2020 Olympics, next target
After finally earning a breakthrough medal in the Asian Games — Diaz finished last in 2010 and sixth in 2014 — she is now setting her sights on what will almost certainly be her final event for the Philippines: the 2020 Tokyo Olympics.
Her triumph in the Asian Games has given Diaz a renewed confidence, and she now believes that she can turn her silver in Rio to gold in Tokyo.
“Gagawin ko ang lahat,” said Diaz. "’Yan ang pangarap ko, and ‘yung ang last na Olympics ko.”
“Ito, for Tokyo 2020, parang stepping stone ito sa akin,” she also said. “Nag-(leave of absence) ako sa St. Benilde para dito, so I’m willing to do everything para sa last Olympics ko.”
Yet Diaz, who has competed in three Olympic Games for the Philippines, is also the first to say that the road to Tokyo will be long. There is an 18-month qualifying process, which starts in November at the World Championships.
She will also be the standard-bearer for the Philippines in the 2019 Southeast Asian Games that will be held in Clark and Subic.
Already, Diaz is asking Philippine sports officials to help her in her journey to Tokyo, after proving in Jakarta that her requests for financial support were justified.
“Ginawa ko namang tama, nanghingi ako ng financial assistance sa PSC (Philippine Sports Commission) and nanghingi din ako ng request sa POC (Philippine Olympic Committee) na sana, bigyan nila ng team ko na isama sa Asian Games,” she explained.
This team, said Diaz, included not just a traditional weightlifting coach but also a nutritionist, a sports psychologist, a strength and conditioning trainer, and a physical therapist. She had also named her new Chinese coach, Gao Kaiwen, as the crucial factor behind her triumph in Jakarta after he helped improve her lifting technique.
“Ang laki ng naibigay niya sa akin,” Diaz said of Gao, who only joined their team in June but immediately made an impact on their technique and training methodology.
Keeping Team Hidilyn together
She will need coach Gao and the rest of her team if she hopes to make it to the top of the podium in Tokyo, said Diaz.
“Hopefully sa Tokyo 2020, maisama sila, kasi kailangan na kailangan ko sila,” said Diaz. “Sa lahat ng mga laro ko, kailangan na kailangan ko sila, lalo na ‘yung sports psychologist and strength and conditioning (coach) ko,” she said.
“ 'Yun ang kailangan ng elite athlete kung gusto nila manalo ng gold medal sa Tokyo 2020,” she stressed.
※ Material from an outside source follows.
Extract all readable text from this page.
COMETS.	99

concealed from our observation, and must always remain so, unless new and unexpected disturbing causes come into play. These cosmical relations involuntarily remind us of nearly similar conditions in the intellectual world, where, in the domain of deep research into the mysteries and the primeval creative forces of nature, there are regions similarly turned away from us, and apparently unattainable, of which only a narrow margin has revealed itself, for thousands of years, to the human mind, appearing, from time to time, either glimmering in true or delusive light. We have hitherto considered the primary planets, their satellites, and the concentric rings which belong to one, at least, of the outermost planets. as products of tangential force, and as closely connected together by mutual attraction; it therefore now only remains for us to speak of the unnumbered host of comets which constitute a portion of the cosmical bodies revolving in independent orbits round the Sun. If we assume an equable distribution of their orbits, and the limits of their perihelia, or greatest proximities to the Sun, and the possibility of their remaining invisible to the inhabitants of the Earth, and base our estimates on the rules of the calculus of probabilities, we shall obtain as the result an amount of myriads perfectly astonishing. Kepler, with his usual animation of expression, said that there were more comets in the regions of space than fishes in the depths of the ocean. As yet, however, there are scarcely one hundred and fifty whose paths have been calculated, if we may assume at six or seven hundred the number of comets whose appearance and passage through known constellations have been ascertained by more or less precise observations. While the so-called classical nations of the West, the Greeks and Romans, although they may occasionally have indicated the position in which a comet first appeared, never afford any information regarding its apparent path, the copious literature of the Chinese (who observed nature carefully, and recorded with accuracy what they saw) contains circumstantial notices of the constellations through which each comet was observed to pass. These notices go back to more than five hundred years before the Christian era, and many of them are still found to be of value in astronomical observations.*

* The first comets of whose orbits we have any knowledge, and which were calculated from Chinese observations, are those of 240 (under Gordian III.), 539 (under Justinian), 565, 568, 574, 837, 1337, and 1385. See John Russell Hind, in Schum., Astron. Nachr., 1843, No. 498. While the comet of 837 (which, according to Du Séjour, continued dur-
Right now, the PSC and the POC have yet to agree to her requests, said Diaz. But she is ready to keep on appealing to them, not just for herself but on behalf of all Filipino athletes.
“Yun ang hinihingi ko, na sana pakinggan nila kaming mga atleta,” she said. “At ‘wag nila sabihin na atleta lang kami. Pakinggan nila, kasi kami ang nagdadala at nagre-representa sa Pilipinas.”
“Give us morale, and pakinggan kami sa kung ano ang kailangan namin,” she stressed.